Who, after spending an afternoon on hold with her own insurance company will rejoice at adding a whole bunch of other peoples' afternoons to the hold lines?

And will a bare bones insurance policy make a difference to the lower income mother who can barely afford the minimum?

There are no doubt some pluses. Insured people tend to get admitted to hospitals in our country. Uninsured are usually out of luck. But do we want to perpetuate the pluri-paper nonsystem we have today? Will the low-end premium payers get preventive health care? contraception? heart or liver transplants?

The Physicians for a National Health Program, and Health Care Now and Dennis Kucinich are on the side of right on this matter; Massachusetts is on the side of half-right. Or is is half-wrong?

Saturday, April 08, 2006

The protein folds

It blows me away how genes produce proteins. No sooner do their components, amino acids, line up than they start to fold in precise configurations.
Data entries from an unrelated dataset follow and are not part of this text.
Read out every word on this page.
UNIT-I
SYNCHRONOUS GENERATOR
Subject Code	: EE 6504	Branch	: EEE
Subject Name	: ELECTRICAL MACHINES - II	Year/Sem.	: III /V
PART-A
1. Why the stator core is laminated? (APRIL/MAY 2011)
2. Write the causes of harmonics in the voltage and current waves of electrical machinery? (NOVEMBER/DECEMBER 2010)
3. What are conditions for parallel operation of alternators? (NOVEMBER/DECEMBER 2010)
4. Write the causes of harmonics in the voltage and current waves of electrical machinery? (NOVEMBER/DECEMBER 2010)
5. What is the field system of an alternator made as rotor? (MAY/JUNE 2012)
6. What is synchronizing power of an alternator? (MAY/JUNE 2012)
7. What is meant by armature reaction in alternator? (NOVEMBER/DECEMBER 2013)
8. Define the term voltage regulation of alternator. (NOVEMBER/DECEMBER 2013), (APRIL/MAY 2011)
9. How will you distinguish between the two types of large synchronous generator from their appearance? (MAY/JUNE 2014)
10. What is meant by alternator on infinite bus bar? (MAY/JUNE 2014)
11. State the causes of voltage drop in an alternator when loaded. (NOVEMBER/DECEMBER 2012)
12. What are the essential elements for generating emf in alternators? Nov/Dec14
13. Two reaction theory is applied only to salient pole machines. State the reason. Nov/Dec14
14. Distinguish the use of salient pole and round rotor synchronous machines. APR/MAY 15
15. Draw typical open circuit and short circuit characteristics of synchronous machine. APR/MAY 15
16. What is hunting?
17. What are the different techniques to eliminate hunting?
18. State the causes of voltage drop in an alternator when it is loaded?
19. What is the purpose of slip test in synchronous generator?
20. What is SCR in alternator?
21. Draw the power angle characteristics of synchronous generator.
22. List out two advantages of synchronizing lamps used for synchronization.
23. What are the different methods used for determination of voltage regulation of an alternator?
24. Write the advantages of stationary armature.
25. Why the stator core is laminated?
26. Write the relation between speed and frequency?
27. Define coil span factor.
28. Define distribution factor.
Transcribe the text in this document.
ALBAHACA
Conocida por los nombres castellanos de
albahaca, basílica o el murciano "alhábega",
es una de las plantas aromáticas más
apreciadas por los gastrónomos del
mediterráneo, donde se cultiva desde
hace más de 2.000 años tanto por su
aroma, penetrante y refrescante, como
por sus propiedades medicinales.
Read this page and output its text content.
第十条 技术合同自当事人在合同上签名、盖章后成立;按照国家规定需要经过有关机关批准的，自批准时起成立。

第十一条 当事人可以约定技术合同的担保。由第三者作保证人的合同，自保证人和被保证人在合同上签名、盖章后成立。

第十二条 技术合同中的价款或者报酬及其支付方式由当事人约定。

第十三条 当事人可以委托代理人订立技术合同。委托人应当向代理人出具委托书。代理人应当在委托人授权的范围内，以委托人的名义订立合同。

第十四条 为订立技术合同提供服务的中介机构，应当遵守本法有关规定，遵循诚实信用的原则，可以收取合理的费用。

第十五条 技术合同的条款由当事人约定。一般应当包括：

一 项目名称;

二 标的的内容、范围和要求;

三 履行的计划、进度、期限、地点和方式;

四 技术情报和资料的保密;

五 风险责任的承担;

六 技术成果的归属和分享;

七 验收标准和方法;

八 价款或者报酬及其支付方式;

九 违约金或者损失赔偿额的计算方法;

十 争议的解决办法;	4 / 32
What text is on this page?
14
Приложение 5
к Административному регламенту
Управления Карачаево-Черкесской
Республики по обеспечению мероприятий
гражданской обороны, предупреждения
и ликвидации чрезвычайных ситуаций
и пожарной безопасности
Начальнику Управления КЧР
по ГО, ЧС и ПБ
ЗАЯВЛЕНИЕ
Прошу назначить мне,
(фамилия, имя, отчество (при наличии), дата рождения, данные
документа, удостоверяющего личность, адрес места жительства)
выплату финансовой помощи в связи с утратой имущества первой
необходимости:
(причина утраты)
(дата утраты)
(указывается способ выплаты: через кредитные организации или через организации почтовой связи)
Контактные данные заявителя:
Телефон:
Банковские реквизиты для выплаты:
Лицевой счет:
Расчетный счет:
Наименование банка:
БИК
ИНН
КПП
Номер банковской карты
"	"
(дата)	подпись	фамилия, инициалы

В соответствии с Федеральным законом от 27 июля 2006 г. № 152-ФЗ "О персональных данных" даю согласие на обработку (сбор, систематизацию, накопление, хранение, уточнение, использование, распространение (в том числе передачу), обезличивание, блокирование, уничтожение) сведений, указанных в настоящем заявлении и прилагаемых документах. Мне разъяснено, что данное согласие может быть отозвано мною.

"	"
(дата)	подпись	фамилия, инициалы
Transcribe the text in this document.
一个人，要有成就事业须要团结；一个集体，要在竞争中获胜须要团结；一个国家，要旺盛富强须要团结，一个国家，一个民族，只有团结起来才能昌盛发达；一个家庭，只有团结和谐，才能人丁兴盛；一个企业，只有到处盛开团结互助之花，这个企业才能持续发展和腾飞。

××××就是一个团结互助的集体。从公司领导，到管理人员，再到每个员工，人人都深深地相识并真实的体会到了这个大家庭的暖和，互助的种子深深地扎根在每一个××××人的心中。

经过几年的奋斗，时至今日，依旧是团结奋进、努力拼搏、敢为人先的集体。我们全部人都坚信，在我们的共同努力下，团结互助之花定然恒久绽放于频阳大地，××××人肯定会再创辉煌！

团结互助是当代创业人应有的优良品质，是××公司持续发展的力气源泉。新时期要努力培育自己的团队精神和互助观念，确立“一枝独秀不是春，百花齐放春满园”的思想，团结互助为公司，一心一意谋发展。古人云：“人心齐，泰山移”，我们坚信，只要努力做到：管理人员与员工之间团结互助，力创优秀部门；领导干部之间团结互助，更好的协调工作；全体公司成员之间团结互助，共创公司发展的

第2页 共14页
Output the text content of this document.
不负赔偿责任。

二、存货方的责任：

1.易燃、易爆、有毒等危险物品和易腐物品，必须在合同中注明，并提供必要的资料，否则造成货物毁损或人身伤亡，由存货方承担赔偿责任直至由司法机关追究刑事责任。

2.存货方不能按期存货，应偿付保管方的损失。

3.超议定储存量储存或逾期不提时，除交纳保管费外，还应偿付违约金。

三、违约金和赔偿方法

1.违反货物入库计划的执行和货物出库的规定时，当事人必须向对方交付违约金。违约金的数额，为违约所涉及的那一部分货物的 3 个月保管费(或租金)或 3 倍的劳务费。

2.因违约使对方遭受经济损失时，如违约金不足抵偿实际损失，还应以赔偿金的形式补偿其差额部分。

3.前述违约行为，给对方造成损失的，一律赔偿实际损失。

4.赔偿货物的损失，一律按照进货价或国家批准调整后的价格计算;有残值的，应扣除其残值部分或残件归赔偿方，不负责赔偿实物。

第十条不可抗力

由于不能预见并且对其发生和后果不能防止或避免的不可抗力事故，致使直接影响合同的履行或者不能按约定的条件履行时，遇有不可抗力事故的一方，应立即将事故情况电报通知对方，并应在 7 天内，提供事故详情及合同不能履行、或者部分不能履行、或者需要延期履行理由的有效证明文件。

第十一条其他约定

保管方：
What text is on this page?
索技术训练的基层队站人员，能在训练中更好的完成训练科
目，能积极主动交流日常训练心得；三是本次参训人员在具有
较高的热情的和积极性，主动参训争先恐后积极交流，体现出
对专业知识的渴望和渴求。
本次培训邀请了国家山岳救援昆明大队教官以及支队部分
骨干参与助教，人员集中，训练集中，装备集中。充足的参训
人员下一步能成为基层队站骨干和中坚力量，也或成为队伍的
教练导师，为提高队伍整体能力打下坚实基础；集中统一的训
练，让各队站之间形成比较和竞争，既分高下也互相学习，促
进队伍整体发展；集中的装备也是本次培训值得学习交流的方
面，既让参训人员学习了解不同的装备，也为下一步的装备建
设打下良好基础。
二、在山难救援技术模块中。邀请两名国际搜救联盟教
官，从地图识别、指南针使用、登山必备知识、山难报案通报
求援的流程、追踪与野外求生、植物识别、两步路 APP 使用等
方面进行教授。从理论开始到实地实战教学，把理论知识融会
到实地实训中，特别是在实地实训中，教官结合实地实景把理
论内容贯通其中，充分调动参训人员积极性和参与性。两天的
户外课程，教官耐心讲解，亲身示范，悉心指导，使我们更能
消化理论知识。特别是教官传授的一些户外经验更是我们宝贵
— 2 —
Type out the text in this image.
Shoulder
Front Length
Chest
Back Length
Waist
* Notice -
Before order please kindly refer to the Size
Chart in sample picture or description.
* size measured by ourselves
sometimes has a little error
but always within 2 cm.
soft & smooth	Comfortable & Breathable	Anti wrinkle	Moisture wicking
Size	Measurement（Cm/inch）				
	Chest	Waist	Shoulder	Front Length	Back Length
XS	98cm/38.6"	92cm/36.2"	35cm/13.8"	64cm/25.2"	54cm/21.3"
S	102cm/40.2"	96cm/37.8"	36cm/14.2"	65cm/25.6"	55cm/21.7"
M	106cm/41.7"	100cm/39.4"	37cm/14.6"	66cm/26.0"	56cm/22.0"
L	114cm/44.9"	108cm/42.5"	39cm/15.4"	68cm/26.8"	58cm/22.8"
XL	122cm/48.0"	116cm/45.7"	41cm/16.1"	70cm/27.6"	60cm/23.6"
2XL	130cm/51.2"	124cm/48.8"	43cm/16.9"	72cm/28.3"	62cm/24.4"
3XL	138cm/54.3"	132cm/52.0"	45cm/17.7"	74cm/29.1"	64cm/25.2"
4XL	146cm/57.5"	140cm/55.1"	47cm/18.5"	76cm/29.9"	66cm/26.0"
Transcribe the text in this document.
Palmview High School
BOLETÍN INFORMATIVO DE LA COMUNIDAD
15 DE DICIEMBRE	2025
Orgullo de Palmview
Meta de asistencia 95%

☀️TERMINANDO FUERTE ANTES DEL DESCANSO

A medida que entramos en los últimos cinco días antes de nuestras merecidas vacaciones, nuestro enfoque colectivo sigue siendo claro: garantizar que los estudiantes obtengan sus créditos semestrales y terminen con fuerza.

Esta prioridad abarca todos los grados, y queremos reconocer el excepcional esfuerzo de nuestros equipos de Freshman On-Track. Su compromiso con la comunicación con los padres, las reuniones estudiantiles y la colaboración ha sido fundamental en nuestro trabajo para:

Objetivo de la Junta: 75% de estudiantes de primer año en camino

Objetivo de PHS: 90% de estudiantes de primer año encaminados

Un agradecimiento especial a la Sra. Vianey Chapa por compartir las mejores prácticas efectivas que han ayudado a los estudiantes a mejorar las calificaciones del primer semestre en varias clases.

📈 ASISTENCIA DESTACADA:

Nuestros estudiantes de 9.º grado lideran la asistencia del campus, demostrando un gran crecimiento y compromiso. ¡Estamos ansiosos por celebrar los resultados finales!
A scientific pessimist could say it's impossible to simulate this folding in the lab, but the gang a Folding@Home is trying using thousands of home computers around the world. Anyone can help.

Evolution you are so cool!

Charles Darwin has understated himself again. He said his theory wouldn't be worth two beans (a bloggy paraphrase) unless it could be shown that "numerous, successive, slight, modifications" accrued over time.

Slight-modification-wise, you can't get any slighter than a subcellular biochemical receptor changing affinity for the protein that fits into it. Researchers reporting in Science determined that an ancient hormone receptor existed tens of millions of years before the hormone it now fits even appeared on the evolutionary scene. Its original function was different, but it was "ready" when a brand new hormone evolved millienia later.

I think of that receptor akin to a human hand; it worked well enough in the mists of time to hold a club or even tools. Then one day the baseball came along, and the old receptor was ready to be, well, Jorge Posada.

A nod to the New York Times for the article on this research.